A mamoplastia redutora, um procedimento que visa aliviar o desconforto físico causado por mamas volumosas, pode ter um impacto positivo na saúde metabólica das mulheres, de acordo com um estudo preliminar divulgado em março e atualmente sob revisão por especialistas. A pesquisa sugere que mulheres que se submeteram a essa cirurgia apresentaram uma diminuição significativa na incidência de doenças como diabetes tipo 2 e hipertensão ao longo de uma década.

O estudo analisou dados de milhares de mulheres entre 18 e 50 anos, classificadas conforme o índice de massa corporal (IMC). Os pesquisadores compararam os resultados de pacientes que realizaram a cirurgia com aquelas que mantiveram um perfil semelhante, mas não passaram pelo procedimento. Os resultados mostraram uma associação mais forte entre a cirurgia e a redução de riscos metabólicos em mulheres com IMC normal e sobrepeso, enquanto o efeito foi menos pronunciado entre aquelas com obesidade.

De acordo com Beatriz Lassance, cirurgiã plástica e membro da Sociedade Brasileira de Cirurgia Plástica, a mamoplastia redutora não só melhora a estética, mas também pode impactar positivamente os hábitos de vida das pacientes. “Ao se livrar do peso excessivo das mamas, muitas mulheres se sentem mais à vontade para se movimentar, o que pode levar a um aumento da atividade física e, consequentemente, a melhorias na saúde geral”, explica a especialista.

Os pesquisadores também notaram que as mulheres que passaram pelo procedimento mostraram melhorias em indicadores de saúde, como níveis de triglicerídeos e aumento do HDL, conhecido como colesterol “bom”. Além disso, houve uma diminuição na dependência de medicamentos para tratar distúrbios metabólicos.

É importante ressaltar que, apesar dos resultados promissores, o estudo não estabelece uma relação direta de causa e efeito. Os especialistas alertam que o tamanho dos seios por si só não é o principal determinante do risco metabólico.
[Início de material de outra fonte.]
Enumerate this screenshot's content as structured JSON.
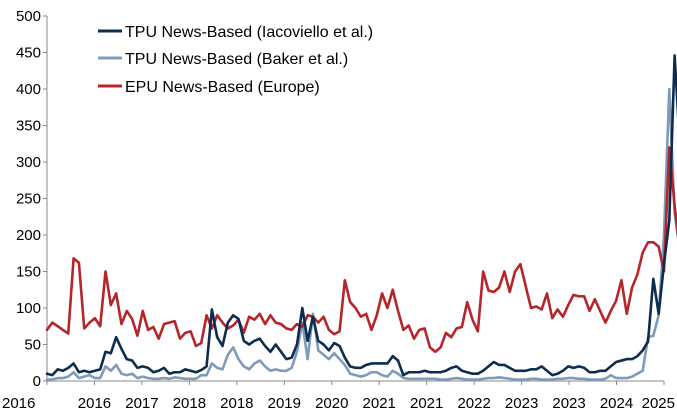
{
  "chart_data": {
    "type": "line",
    "title": "",
    "xlabel": "",
    "ylabel": "",
    "ylim": [
      0,
      500
    ],
    "yticks": [
      0,
      50,
      100,
      150,
      200,
      250,
      300,
      350,
      400,
      450,
      500
    ],
    "xlim": [
      2016.0,
      2025.667
    ],
    "xtick_labels": [
      "2016",
      "2016",
      "2017",
      "2018",
      "2018",
      "2019",
      "2020",
      "2021",
      "2021",
      "2022",
      "2023",
      "2023",
      "2024",
      "2025"
    ],
    "grid": false,
    "legend_position": "top-left",
    "series": [
      {
        "name": "TPU News-Based (Iacoviello et al.)",
        "color": "#0d2d4f",
        "start": 2016.0,
        "step_months": 1,
        "values": [
          10,
          8,
          16,
          14,
          18,
          24,
          12,
          14,
          12,
          14,
          16,
          40,
          38,
          60,
          44,
          30,
          28,
          18,
          20,
          18,
          12,
          14,
          18,
          10,
          12,
          12,
          16,
          14,
          12,
          15,
          20,
          98,
          60,
          48,
          80,
          90,
          85,
          55,
          50,
          55,
          58,
          48,
          40,
          50,
          40,
          30,
          32,
          50,
          100,
          55,
          88,
          55,
          50,
          42,
          52,
          48,
          32,
          20,
          18,
          18,
          22,
          24,
          24,
          24,
          24,
          34,
          28,
          8,
          12,
          12,
          12,
          14,
          12,
          12,
          12,
          14,
          18,
          20,
          14,
          12,
          10,
          10,
          14,
          20,
          26,
          22,
          22,
          18,
          14,
          14,
          14,
          16,
          16,
          20,
          14,
          8,
          10,
          14,
          20,
          18,
          20,
          18,
          12,
          12,
          14,
          14,
          20,
          26,
          28,
          30,
          30,
          34,
          42,
          54,
          140,
          92,
          160,
          220,
          446,
          320,
          210,
          180,
          218
        ],
        "extra_values": []
      },
      {
        "name": "TPU News-Based (Baker et al.)",
        "color": "#7f9bb8",
        "start": 2016.0,
        "step_months": 1,
        "values": [
          2,
          2,
          4,
          4,
          6,
          12,
          4,
          6,
          8,
          4,
          4,
          20,
          14,
          22,
          10,
          8,
          10,
          4,
          6,
          4,
          3,
          3,
          4,
          3,
          5,
          4,
          3,
          3,
          3,
          8,
          8,
          24,
          18,
          16,
          36,
          46,
          30,
          20,
          16,
          24,
          28,
          20,
          14,
          16,
          14,
          14,
          18,
          40,
          80,
          30,
          92,
          42,
          36,
          30,
          38,
          30,
          22,
          10,
          8,
          6,
          8,
          12,
          12,
          8,
          6,
          14,
          10,
          4,
          3,
          3,
          3,
          3,
          3,
          3,
          2,
          2,
          3,
          4,
          3,
          2,
          2,
          2,
          3,
          4,
          4,
          5,
          4,
          3,
          2,
          2,
          2,
          3,
          3,
          2,
          2,
          2,
          3,
          3,
          4,
          4,
          3,
          3,
          2,
          2,
          2,
          3,
          8,
          4,
          4,
          4,
          6,
          10,
          14,
          60,
          62,
          90,
          200,
          400,
          230,
          176,
          175
        ],
        "extra_values": []
      },
      {
        "name": "EPU News-Based (Europe)",
        "color": "#b5252a",
        "start": 2016.0,
        "step_months": 1,
        "values": [
          70,
          80,
          75,
          70,
          65,
          168,
          162,
          72,
          80,
          86,
          75,
          150,
          104,
          120,
          78,
          96,
          85,
          62,
          96,
          70,
          74,
          58,
          78,
          80,
          82,
          58,
          66,
          68,
          48,
          52,
          90,
          72,
          90,
          80,
          72,
          76,
          84,
          66,
          88,
          84,
          92,
          78,
          90,
          80,
          78,
          72,
          70,
          78,
          74,
          90,
          88,
          80,
          88,
          70,
          64,
          68,
          138,
          108,
          100,
          88,
          92,
          70,
          90,
          120,
          100,
          125,
          96,
          70,
          76,
          58,
          70,
          72,
          46,
          40,
          46,
          66,
          60,
          72,
          74,
          108,
          84,
          68,
          150,
          124,
          122,
          128,
          150,
          122,
          150,
          160,
          130,
          100,
          102,
          98,
          120,
          86,
          98,
          88,
          104,
          118,
          116,
          116,
          96,
          112,
          96,
          80,
          96,
          110,
          138,
          92,
          128,
          146,
          176,
          190,
          190,
          184,
          150,
          320,
          240,
          180,
          218
        ],
        "extra_values": []
      }
    ]
  }
}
O excesso de gordura abdominal e visceral continua sendo o fator mais relevante, associado a problemas como resistência à insulina e inflamações crônicas.
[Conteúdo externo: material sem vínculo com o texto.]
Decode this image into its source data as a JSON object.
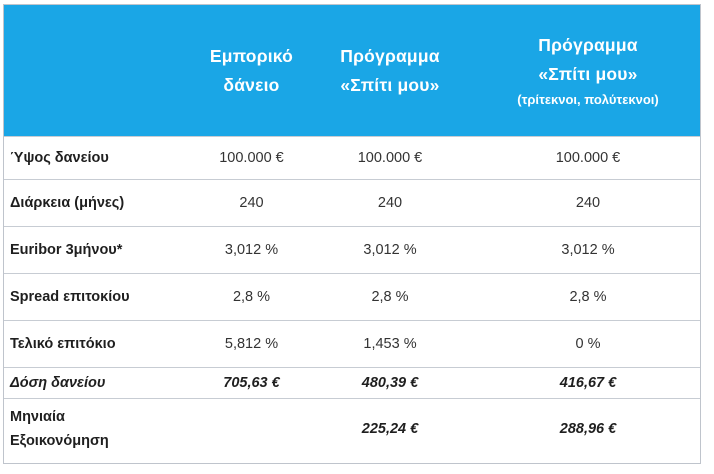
{
  "table": {
    "headers": [
      {
        "lines": [
          "",
          ""
        ],
        "sub": ""
      },
      {
        "lines": [
          "Εμπορικό",
          "δάνειο"
        ],
        "sub": ""
      },
      {
        "lines": [
          "Πρόγραμμα",
          "«Σπίτι μου»"
        ],
        "sub": ""
      },
      {
        "lines": [
          "Πρόγραμμα",
          "«Σπίτι μου»"
        ],
        "sub": "(τρίτεκνοι, πολύτεκνοι)"
      }
    ],
    "rows": [
      {
        "label": "Ύψος δανείου",
        "values": [
          "100.000 €",
          "100.000 €",
          "100.000 €"
        ]
      },
      {
        "label": "Διάρκεια (μήνες)",
        "values": [
          "240",
          "240",
          "240"
        ]
      },
      {
        "label": "Euribor 3μήνου*",
        "values": [
          "3,012 %",
          "3,012 %",
          "3,012 %"
        ]
      },
      {
        "label": "Spread επιτοκίου",
        "values": [
          "2,8 %",
          "2,8 %",
          "2,8 %"
        ]
      },
      {
        "label": "Τελικό επιτόκιο",
        "values": [
          "5,812 %",
          "1,453 %",
          "0 %"
        ]
      },
      {
        "label": "Δόση δανείου",
        "values": [
          "705,63 €",
          "480,39 €",
          "416,67 €"
        ]
      },
      {
        "label_lines": [
          "Μηνιαία",
          "Εξοικονόμηση"
        ],
        "values": [
          "",
          "225,24 €",
          "288,96 €"
        ]
      }
    ]
  },
  "colors": {
    "header_bg": "#1aa6e6",
    "header_text": "#ffffff",
    "border": "#c7ccd3"
  }
}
A nutróloga Beatriz Pereira Vilela, da plataforma INKI, reforça que, embora o tecido adiposo mamário possa influenciar o metabolismo, sua relevância é inferior à gordura acumulada na região abdominal. “A prevenção deve focar em reduzir a gordura visceral e promover hábitos saudáveis, pois são esses fatores que realmente alteram o risco de doenças metabólicas”, afirma.

Entre as recomendações para a prevenção de problemas metabólicos estão a adoção de uma alimentação balanceada, prática regular de atividades físicas, controle de peso, sono adequado e a redução do consumo de álcool e tabaco.

No Brasil, a mamoplastia redutora pode ser realizada pelo Sistema Único de Saúde (SUS), desde que haja comprovação de que o tamanho das mamas causa prejuízos à saúde, como dores crônicas e limitações funcionais. No entanto, as pacientes frequentemente enfrentam longas filas de espera para o procedimento. Enquanto aguardam, os especialistas recomendam o uso de sutiãs adequados que ofereçam boa sustentação e conforto, facilitando um estilo de vida ativo e saudável.